Der Text zeigt immer wieder die Funktionsweise der Krankheit im sozialen Gefüge auf: Der Mann passt sich völlig dem Takt der Schizophrenie seiner Frau an. «Er folgte ihrem Takt, und dieser änderte mitunter so abrupt, als sei er der Verrückte.» Hier liegt die Stärke des Romans: Er zeigt die schizophrene Logik auf, die in sich zwar aufgeht, aber von aussen gesehen absurd wirkt. Der Vater betitelt denn auch den von der Mutter gelegten Brand in der Wohnung als glückliches Ereignis: «Zum Glück gab es diesen Brand, denn das verstehen die Leute, darunter können sie sich etwas vorstellen.» Um etwas Normalität und Ruhe zu haben, fährt der Vater eines Tages nach einer weiteren Einweisung der Mutter mit Daniela nach Italien. Mit Aquarellfarben malen die beiden den Blick vom Balkon des Hotels übers Meer. «Der Horizont meines Meeres verlief schräg», schreibt Kuhn.
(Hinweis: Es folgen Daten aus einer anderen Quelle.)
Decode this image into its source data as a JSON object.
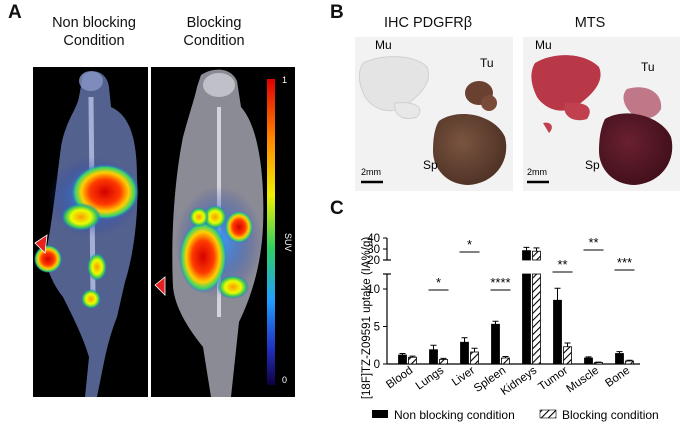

Wie alltäglich dieser Zustand des schrägen Horizontes sein kann, zeigt sich nicht zuletzt in der unaufgeregten, nüchternen und in jeder Hinsicht gewöhnlichen Sprache, die Kuhn für den Roman nutzt. Sätze wie «Sie sagte, sie wolle sterben und holte sich einen Staubbesen, den sie im Bett umarmte» und «Kurz vor neun Uhr geht die Sonne hinter dem Bergrücken auf», klingen aus Kuhns Feder gleich selbstverständlich. Wer hier nach sprachlichen Feuerwerken sucht, sucht vergebens. Doch ist es die Nivellierung des sogenannten Verrückten und Normalen, welche eben dieser Sprache zu verdanken ist.

Neben den alltäglichen Verrücktheiten dann auch noch in die Verrücktheit der aktuellen Zeit und dem damit einhergehenden Corona-Diskurs einzutauchen, nimmt dem Roman leider wieder etwas von seiner Schlagkraft. Im Gegensatz dazu, was in einer Krankengeschichte eines Menschen mit Schizophrenie steht und wie sich das Leben mit ihr gestaltet, wissen wir doch mittlerweile alle bestens, wie umständlich es war, während der Pandemie Angehörige in Altersheimen zu besuchen, wie es war, als die Gartencenter wieder öffneten und wie Gespräche im Digitalen ablaufen.

Ist es ein weiterer, gescheiterter Versuch, das «Normalsein» durchzukonjugieren? Oder ist der Schluss ein der Zeit geschuldeter und tatsächlich unnötiger Schnellschuss? Derart lässt das Buch schliesslich auch die Leser*innen mit einem Fragezeichen und dem Eindruck eines schrägen Horizontes zurück.

Daniela Kuhn: Mit dir, Ima. 232 Seiten. Zürich: Limmat Verlag 2021, ca. 34 Franken.